SAVANNAH, Ga. – A Ford dealer angered over the proposed bailout of U.S. automakers blames the nation's sour economy on Congress and criticized buyers of Japanese cars, calling the vehicles "rice ready ... not road ready" in a radio ad.
O.C. Welch, who owns a dealership near Savannah in Hardeeville, S.C., began airing the minute-long ad on a dozen stations in the area over the weekend. The ad sounds more like a talk-radio tirade than a sales pitch.
"All you people that buy all your Toyotas and send that money to Japan, you know, when you don't have a job to make your Toyota car payment, don't come crying to me," Welch says in the ad. "All those cars are rice ready. They're not road ready."
Floyd Mori, executive director of the Japanese American Citizens League, said Welch's remarks evoke anti-Asian sentiments often aimed at Japanese and Chinese immigrants to the U.S. from the 1930s through World War II. He also noted many Japanese automakers' cars are manufactured in America.

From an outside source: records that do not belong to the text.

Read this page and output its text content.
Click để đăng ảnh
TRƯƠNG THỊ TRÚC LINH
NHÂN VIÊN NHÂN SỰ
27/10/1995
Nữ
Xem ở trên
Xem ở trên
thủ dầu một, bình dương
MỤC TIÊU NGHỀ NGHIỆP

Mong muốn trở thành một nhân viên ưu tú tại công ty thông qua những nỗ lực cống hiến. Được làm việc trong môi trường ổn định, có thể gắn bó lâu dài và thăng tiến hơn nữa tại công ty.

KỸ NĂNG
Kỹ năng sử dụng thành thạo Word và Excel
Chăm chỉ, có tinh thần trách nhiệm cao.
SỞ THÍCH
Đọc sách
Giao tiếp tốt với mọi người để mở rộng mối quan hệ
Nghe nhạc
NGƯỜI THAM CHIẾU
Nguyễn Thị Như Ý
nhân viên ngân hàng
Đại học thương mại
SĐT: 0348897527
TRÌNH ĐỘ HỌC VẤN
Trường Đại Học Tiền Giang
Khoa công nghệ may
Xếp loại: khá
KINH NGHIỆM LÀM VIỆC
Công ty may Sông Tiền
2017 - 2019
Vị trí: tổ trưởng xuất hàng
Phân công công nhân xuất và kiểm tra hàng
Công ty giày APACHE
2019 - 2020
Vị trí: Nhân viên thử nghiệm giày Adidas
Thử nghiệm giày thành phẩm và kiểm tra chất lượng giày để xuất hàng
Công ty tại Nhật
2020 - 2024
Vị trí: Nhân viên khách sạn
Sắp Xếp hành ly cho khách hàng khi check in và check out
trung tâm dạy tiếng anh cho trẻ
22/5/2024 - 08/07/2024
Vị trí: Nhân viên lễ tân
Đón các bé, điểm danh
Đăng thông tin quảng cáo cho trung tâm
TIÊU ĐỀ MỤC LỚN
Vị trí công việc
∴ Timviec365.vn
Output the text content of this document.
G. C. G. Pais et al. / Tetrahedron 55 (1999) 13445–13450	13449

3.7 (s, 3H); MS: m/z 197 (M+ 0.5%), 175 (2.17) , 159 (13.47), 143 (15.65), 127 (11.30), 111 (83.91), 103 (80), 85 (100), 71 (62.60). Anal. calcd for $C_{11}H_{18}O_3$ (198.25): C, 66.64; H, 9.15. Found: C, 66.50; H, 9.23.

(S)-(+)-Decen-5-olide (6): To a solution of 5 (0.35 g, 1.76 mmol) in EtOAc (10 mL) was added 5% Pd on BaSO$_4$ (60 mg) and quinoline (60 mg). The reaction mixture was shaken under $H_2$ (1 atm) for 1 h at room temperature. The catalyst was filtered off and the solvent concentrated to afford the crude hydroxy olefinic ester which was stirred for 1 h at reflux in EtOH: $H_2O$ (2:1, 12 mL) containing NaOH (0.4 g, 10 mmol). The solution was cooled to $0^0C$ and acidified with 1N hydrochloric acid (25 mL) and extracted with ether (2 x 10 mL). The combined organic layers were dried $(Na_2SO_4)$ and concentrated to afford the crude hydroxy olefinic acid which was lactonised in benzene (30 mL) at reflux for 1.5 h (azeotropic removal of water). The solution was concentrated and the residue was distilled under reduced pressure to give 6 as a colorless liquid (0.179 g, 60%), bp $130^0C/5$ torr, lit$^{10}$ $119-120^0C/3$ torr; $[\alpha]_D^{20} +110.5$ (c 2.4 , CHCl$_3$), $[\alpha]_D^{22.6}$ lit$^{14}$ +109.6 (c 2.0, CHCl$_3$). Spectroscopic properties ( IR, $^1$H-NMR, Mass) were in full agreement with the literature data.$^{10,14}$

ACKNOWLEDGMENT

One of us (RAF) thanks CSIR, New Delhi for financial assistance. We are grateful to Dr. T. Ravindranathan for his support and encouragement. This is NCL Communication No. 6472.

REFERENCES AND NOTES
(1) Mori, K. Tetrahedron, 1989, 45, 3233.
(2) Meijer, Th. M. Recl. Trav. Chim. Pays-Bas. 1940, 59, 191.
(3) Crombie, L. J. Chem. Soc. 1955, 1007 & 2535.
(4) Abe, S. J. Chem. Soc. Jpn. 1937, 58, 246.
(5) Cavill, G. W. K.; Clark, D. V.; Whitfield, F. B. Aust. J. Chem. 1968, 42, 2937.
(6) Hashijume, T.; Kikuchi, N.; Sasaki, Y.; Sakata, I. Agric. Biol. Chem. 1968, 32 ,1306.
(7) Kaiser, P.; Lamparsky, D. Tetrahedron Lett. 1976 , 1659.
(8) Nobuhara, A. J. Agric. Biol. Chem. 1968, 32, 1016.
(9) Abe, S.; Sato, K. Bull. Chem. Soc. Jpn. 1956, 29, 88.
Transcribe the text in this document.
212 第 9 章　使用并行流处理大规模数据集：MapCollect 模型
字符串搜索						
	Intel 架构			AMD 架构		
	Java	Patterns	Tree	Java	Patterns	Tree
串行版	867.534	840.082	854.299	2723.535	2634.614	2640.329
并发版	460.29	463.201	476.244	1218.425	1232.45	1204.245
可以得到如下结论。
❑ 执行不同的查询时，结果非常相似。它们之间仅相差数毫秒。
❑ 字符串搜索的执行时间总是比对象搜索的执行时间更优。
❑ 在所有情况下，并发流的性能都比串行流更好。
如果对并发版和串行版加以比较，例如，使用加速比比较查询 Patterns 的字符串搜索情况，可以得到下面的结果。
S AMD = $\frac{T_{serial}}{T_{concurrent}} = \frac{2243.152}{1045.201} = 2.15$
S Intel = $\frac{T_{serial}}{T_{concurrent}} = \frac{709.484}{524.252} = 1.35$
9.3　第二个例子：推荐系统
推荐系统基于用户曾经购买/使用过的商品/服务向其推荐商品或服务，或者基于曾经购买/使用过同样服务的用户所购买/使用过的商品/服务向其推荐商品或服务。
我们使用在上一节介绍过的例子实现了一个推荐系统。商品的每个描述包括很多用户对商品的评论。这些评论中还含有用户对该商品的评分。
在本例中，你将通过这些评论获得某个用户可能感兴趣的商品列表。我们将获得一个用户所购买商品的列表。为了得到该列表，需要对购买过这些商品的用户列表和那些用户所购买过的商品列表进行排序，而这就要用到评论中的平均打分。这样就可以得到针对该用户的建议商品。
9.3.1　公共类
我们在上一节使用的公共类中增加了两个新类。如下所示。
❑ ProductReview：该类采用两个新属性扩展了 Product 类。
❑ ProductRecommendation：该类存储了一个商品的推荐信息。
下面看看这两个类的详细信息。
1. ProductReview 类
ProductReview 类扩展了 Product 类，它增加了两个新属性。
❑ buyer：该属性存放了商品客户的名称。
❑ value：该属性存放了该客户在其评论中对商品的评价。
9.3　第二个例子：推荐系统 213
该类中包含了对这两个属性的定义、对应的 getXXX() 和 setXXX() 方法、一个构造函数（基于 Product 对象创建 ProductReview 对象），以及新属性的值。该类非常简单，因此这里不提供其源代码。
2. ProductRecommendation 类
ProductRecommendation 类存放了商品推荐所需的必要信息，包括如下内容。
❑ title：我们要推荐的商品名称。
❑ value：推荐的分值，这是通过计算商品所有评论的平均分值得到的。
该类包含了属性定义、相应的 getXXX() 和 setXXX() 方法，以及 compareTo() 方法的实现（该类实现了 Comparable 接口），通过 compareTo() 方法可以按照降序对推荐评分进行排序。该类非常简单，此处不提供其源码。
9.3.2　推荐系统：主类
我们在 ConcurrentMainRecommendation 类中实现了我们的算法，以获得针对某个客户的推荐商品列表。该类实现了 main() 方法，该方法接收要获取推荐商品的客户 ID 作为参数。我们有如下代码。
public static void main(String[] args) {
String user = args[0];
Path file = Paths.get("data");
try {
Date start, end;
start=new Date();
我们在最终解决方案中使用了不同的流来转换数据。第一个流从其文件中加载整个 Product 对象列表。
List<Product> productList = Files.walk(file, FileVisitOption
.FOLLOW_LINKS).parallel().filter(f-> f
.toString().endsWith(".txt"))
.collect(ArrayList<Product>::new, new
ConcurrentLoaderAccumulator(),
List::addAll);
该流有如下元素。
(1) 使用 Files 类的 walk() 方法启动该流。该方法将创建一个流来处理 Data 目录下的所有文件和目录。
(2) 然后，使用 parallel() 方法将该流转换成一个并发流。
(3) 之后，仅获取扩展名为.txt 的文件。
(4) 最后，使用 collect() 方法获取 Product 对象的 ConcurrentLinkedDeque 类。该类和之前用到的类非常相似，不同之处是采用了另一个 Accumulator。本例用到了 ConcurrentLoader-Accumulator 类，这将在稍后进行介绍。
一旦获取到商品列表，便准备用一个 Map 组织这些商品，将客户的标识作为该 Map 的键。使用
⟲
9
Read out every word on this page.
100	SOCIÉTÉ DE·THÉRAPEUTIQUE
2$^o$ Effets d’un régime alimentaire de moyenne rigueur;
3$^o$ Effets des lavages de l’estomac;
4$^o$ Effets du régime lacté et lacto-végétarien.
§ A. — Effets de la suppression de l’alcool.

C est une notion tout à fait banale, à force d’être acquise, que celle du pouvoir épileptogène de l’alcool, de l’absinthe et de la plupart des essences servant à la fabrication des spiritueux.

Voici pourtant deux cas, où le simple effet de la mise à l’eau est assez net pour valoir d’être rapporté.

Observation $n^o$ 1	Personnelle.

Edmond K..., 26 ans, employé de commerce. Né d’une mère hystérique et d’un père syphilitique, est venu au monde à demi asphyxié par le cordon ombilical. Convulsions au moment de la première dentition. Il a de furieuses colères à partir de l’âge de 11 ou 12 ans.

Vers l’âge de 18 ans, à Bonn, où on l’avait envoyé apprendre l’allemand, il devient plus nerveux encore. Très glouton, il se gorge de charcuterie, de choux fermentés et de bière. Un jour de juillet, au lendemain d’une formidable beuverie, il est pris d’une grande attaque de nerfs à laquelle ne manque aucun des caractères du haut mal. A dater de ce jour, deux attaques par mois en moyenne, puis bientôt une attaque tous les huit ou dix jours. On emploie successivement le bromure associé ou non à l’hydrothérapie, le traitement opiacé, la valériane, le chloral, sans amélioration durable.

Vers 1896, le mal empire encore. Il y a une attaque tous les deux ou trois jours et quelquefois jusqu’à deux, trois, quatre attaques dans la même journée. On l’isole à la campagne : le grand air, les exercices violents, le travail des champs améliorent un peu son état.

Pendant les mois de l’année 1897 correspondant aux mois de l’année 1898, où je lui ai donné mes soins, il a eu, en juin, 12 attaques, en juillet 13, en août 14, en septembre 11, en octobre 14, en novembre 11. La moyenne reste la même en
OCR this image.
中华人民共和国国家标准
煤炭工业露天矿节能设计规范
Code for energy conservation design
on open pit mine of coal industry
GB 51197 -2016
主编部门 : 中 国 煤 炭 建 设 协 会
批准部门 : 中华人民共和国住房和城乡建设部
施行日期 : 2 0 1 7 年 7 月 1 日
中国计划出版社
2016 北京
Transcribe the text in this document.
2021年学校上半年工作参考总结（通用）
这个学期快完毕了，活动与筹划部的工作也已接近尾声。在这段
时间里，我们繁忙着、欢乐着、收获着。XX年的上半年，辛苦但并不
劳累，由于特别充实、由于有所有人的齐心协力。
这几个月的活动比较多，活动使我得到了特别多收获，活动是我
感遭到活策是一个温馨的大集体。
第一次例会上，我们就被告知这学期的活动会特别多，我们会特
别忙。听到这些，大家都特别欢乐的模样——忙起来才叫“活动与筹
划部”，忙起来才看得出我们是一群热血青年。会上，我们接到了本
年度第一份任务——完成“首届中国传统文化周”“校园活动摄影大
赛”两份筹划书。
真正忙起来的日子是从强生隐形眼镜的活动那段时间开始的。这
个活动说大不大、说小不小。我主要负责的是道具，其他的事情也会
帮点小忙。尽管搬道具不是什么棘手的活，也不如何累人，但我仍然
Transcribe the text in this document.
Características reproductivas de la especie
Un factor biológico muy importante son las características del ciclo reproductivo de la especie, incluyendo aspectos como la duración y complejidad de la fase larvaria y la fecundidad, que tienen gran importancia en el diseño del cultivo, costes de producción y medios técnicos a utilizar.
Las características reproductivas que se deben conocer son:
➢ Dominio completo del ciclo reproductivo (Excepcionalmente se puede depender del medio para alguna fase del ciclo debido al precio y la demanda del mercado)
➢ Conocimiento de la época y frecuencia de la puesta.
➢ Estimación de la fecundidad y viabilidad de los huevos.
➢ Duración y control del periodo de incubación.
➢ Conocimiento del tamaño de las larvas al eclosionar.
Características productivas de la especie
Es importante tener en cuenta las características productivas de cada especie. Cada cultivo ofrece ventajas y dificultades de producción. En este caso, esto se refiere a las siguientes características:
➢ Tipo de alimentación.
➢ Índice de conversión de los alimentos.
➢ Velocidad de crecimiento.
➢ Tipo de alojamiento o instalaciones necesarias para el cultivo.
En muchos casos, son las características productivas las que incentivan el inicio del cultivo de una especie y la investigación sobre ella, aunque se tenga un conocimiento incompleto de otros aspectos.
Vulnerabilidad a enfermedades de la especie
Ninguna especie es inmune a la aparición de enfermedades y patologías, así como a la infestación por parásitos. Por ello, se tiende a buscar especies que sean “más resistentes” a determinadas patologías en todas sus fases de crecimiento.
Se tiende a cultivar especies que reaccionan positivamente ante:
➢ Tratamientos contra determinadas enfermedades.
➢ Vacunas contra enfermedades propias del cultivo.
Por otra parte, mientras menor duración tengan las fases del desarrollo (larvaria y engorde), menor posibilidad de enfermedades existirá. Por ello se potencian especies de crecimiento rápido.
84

"It's a blatant, ignorant, racist remark from somebody who should know better," Mori said.
Toyota spokesman Xavier Dominicis said the company's cars consistently receive high marks for quality. The automaker employs 36,600 Americans, he said, and about 60 percent of Toyota vehicles sold in the U.S. were manufactured here.
"How do you tell a worker in Kentucky who's producing a Toyota that his job is worth less than another American autoworker's?" Dominicis said.
The car dealer, though, said Tuesday he had received more positive calls than negative ones. His dealership sold 15 new cars Saturday — half of them to people drawn to the lot by the ad, he said.
Welch said he's mostly mad at politicians, blasting them in his ad as only being good for "slinging mud and spending our tax dollars." He said the government should offer tax incentives for consumers to buy new cars rather than spend money bailing out Ford, General Motors and Chrysler.